How to Train a CAT: Learning Canonical Appearance Transformations for Direct Visual Localization Under Illumination Change (1709.03009v6)

Abstract: Direct visual localization has recently enjoyed a resurgence in popularity with the increasing availability of cheap mobile computing power. The competitive accuracy and robustness of these algorithms compared to state-of-the-art feature-based methods, as well as their natural ability to yield dense maps, makes them an appealing choice for a variety of mobile robotics applications. However, direct methods remain brittle in the face of appearance change due to their underlying assumption of photometric consistency, which is commonly violated in practice. In this paper, we propose to mitigate this problem by training deep convolutional encoder-decoder models to transform images of a scene such that they correspond to a previously-seen canonical appearance. We validate our method in multiple environments and illumination conditions using high-fidelity synthetic RGB-D datasets, and integrate the trained models into a direct visual localization pipeline, yielding improvements in visual odometry (VO) accuracy through time-varying illumination conditions, as well as improved metric relocalization performance under illumination change, where conventional methods normally fail. We further provide a preliminary investigation of transfer learning from synthetic to real environments in a localization context. An open-source implementation of our method using PyTorch is available at https://github.com/utiasSTARS/cat-net.

• The paper introduces a deep learning approach that employs U-Net-based encoder-decoders to learn canonical appearance transformations for visual localization.
• It demonstrates significant reductions in both translation and rotation errors, enhancing direct visual odometry and relocalization accuracy in variable illumination conditions.
• Preliminary transfer learning experiments suggest potential for adapting synthetic-trained models to real-world scenarios, advancing robust long-term SLAM applications.

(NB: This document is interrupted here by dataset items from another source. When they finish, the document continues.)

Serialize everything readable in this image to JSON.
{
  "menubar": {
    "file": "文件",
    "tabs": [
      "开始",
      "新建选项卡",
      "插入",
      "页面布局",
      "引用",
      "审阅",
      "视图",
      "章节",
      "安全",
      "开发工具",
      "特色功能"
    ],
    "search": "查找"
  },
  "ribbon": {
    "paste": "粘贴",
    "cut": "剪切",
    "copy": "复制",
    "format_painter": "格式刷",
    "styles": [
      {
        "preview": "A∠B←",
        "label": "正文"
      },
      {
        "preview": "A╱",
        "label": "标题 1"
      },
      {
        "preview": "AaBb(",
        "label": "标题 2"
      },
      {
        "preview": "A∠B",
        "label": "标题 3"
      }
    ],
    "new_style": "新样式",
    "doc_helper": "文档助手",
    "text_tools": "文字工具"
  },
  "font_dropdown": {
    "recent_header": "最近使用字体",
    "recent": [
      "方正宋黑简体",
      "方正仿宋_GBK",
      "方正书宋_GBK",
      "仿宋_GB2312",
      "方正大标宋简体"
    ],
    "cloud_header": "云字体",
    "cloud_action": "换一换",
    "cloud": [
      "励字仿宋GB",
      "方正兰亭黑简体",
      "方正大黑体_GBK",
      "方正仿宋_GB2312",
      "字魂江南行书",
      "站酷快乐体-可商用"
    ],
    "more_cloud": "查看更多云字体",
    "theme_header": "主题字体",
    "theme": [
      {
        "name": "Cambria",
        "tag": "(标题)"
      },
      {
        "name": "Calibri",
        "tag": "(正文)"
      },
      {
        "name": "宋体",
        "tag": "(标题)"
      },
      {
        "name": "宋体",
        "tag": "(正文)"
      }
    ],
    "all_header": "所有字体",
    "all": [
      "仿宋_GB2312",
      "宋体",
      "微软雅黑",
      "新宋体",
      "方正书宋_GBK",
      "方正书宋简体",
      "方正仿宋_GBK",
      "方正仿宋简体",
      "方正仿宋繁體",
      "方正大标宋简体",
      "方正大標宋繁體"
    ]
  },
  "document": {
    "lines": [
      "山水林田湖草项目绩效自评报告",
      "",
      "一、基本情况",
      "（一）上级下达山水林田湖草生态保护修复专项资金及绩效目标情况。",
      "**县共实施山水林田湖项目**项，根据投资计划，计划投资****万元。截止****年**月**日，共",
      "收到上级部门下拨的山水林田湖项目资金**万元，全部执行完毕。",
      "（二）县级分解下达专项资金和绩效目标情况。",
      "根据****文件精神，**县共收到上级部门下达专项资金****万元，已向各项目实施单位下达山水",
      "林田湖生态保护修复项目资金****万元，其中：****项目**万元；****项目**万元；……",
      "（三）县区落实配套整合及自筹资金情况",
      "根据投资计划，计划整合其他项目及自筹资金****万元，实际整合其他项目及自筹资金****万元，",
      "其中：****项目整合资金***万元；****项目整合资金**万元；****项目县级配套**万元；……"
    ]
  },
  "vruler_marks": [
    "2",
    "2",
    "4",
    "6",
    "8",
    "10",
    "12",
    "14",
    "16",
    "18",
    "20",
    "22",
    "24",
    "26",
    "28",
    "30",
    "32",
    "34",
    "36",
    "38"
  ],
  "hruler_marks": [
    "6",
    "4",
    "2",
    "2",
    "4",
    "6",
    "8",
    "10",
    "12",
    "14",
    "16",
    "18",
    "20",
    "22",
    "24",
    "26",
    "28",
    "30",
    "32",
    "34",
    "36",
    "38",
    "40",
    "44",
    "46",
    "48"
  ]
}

Overview of Learning Canonical Appearance Transformations for Visual Localization

The paper "How to Train a CAT: Learning Canonical Appearance Transformations for Direct Visual Localization Under Illumination Change" by Lee Clement and Jonathan Kelly presents a methodology to enhance direct visual localization under changing illumination conditions. The primary challenge addressed by the authors is the robustness of direct methods, which are generally brittle in face of photometric inconsistencies. Direct visual localization algorithms, which have gained popularity due to their competitive accuracy and ability to produce dense maps, often falter when environmental lighting changes deviate from the assumed photometric consistency. This paper proposes a novel approach to tackle this issue through the application of deep learning techniques.

Methodology

The researchers introduce a hybrid system that integrates deep neural networks into direct visual localization pipelines. Specifically, the paper details the development of deep convolutional encoder-decoder networks designed to learn Canonical Appearance Transformations (CATs). These networks transform input images of a scene to correspond to a canonical appearance, i.e., a reference appearance recorded under nominal lighting conditions. The authors employ a U-Net architecture for the encoder-decoder model, benefiting from its efficient handling of multi-scale features in image translation tasks.

By training this network using synthetic datasets that provide controlled variations in illumination, the model gains the ability to mitigate adverse effects caused by lighting discrepancies. The proposed CAT mitigates the need for photometric consistency by pre-processing images so that they align with a reference condition. Notably, the method leverages high-fidelity synthetic RGB-D datasets that simulate various illumination scenarios.

Key Findings

The experimental findings showcase significant improvements in both visual odometry (VO) accuracy and metric relocalization performance when direct localization is augmented with a CAT. The paper's results demonstrate that CAT models invariably decrease translation and rotation errors across varying illumination scenarios, markedly outperforming traditional direct localization pipelines without such transformations. For example, the success rates and accuracy were improved drastically in scenarios with severe lighting changes.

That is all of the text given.